"[...] o inóspito, árido e descurado processo encontra-se estreitamente relacionado com as correntes espirituais dos povos e [...] as suas diversas concretizações devem ser incluídas entre os mais importantes testemunhos da cultura" (F. Klein (1902))



17/11/2022

Jurisprudência 2022 (68)


Condomínio; administrador;
interpretação ab-rogante*


1. O sumário de RP 22/2/2022 (3077/20.9T8MAI.P1) é o seguinte:

I – No âmbito da anterior redação do art. 1437º do Cód.
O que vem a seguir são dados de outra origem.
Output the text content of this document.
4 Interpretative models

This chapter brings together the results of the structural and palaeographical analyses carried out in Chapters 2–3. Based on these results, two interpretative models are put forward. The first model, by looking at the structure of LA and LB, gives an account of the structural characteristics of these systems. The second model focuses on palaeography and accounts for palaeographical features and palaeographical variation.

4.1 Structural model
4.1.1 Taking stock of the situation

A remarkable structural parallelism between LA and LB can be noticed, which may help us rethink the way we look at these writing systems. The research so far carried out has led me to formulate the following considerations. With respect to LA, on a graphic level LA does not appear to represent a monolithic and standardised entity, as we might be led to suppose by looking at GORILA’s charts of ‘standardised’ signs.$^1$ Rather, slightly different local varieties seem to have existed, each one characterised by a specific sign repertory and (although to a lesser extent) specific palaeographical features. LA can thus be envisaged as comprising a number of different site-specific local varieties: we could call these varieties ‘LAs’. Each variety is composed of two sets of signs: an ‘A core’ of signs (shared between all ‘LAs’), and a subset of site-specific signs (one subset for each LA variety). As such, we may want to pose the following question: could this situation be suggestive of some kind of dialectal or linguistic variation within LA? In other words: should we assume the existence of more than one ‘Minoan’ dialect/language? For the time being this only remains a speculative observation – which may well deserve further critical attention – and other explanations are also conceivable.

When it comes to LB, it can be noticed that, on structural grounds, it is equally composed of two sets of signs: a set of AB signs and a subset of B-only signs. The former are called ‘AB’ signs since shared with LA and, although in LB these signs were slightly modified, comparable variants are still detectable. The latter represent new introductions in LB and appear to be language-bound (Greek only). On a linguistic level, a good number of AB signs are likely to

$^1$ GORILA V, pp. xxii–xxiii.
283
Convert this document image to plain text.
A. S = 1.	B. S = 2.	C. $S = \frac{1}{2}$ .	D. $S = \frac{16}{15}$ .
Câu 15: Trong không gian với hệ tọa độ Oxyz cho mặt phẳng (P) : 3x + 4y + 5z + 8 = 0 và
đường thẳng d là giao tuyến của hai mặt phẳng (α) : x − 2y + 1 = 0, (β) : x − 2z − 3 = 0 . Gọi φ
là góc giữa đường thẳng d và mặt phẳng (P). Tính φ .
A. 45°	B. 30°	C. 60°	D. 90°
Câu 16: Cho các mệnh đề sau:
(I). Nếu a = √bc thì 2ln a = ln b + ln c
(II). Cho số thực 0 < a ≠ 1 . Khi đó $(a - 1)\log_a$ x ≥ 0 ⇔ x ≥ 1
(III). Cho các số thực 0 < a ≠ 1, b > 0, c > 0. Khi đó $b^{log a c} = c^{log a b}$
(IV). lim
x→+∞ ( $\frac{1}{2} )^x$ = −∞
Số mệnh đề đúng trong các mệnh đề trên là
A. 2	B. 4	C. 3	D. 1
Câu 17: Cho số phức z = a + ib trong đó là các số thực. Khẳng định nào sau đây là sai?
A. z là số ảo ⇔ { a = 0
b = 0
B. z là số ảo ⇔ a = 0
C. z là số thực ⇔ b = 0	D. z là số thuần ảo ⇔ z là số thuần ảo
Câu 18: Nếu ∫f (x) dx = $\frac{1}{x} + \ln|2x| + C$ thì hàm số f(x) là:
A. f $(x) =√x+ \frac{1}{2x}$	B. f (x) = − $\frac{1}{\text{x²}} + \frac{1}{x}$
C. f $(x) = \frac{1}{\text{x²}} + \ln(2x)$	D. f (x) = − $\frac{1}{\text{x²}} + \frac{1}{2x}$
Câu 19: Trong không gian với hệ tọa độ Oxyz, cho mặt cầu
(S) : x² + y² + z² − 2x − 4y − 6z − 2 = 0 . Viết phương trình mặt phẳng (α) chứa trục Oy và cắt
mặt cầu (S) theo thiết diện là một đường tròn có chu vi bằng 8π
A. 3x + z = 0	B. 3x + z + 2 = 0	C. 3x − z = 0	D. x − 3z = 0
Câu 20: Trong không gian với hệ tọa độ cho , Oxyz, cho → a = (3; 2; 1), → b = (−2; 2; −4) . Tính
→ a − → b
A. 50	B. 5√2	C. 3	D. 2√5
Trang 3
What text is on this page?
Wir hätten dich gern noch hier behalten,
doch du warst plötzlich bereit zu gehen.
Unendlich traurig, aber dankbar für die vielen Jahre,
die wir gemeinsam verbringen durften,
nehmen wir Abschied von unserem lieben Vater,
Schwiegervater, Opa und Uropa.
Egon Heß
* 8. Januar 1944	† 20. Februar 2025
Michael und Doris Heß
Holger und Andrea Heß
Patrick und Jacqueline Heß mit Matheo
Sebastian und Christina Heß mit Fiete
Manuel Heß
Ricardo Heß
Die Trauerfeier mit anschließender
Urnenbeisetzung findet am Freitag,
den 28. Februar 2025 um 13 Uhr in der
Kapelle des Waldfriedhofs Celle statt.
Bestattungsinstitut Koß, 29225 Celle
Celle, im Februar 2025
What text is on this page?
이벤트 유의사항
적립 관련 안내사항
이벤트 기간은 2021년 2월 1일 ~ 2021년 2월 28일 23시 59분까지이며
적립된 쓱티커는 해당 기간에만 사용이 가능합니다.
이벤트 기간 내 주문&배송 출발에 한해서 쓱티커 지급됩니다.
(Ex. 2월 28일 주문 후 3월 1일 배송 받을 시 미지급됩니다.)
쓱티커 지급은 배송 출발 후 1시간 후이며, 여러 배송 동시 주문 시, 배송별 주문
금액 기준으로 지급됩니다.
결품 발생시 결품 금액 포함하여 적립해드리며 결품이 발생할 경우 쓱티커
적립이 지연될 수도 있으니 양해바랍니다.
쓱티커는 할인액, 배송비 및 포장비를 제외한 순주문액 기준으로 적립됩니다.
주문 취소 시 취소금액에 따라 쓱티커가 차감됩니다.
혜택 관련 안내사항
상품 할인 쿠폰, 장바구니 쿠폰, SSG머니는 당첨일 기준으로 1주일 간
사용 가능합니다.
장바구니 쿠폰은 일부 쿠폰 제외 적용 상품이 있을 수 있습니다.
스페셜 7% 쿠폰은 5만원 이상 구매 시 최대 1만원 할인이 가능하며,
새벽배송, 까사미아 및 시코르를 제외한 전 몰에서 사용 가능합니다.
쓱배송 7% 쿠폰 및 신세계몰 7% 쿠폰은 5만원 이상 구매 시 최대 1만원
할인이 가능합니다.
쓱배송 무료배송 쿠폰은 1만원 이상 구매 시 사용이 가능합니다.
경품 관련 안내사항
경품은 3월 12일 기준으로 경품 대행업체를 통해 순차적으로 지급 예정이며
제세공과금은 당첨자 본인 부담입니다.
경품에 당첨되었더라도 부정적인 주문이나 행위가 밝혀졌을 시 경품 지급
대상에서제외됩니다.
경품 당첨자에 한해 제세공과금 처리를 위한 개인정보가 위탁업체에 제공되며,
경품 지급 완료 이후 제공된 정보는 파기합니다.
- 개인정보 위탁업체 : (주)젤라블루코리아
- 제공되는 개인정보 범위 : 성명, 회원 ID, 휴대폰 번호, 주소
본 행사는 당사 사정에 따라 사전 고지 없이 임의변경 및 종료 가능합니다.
Civil consolidou-se na jurisprudência e na doutrina o entendimento de que nas ações em que os condóminos pretendem a reparação de danos provocados nas suas frações que têm origem em partes comuns do prédio a parte legítima é o condomínio, sendo este representado em juízo pelo respetivo administrador.

II – A atual redação deste art. 1437º, introduzida pela Lei nº 8/2022, de 10.1., em que inclusive se substituiu a epígrafe “legitimidade do administrador” por “representação do condomínio em juízo”, veio acentuar a ideia de que o condomínio é a parte legítima e que a sua representação em juízo cabe ao respetivo administrador,

III – Se da petição inicial se pode extrair a ideia de que mais do que demandar a sociedade administradora os autores/condóminos pretendiam demandar o Condomínio representado pela administradora, embora tal não transpareça com nitidez do seu articulado, deve-lhes ser dada oportunidade de, através da apresentação de nova petição inicial, eliminarem as ambiguidades verificadas e de assim afastarem a situação de ilegitimidade passiva que dela poderia decorrer e que foi declarada na decisão recorrida.


2. Na fundamentação do acórdão afirma-se o seguinte:

1. A decisão do recurso interposto pelos autores assenta na interpretação do disposto no art. 1437º do Cód. Civil, que, à data da prolação do despacho recorrido, tinha a epígrafe “legitimidade do administrador”, nele se estatuindo o seguinte:

«1. O administrador tem legitimidade para agir em juízo, quer contra qualquer dos condóminos, quer contra terceiro, na execução das funções que lhe pertencem ou quando autorizado pela assembleia.
2. O administrador pode também ser demandado nas ações respeitantes às partes comuns do edifício.
3. Exceptuam-se as ações relativas a questões de propriedade ou posse dos bens comuns, salvo se a assembleia atribuir poderes especiais ao administrador.»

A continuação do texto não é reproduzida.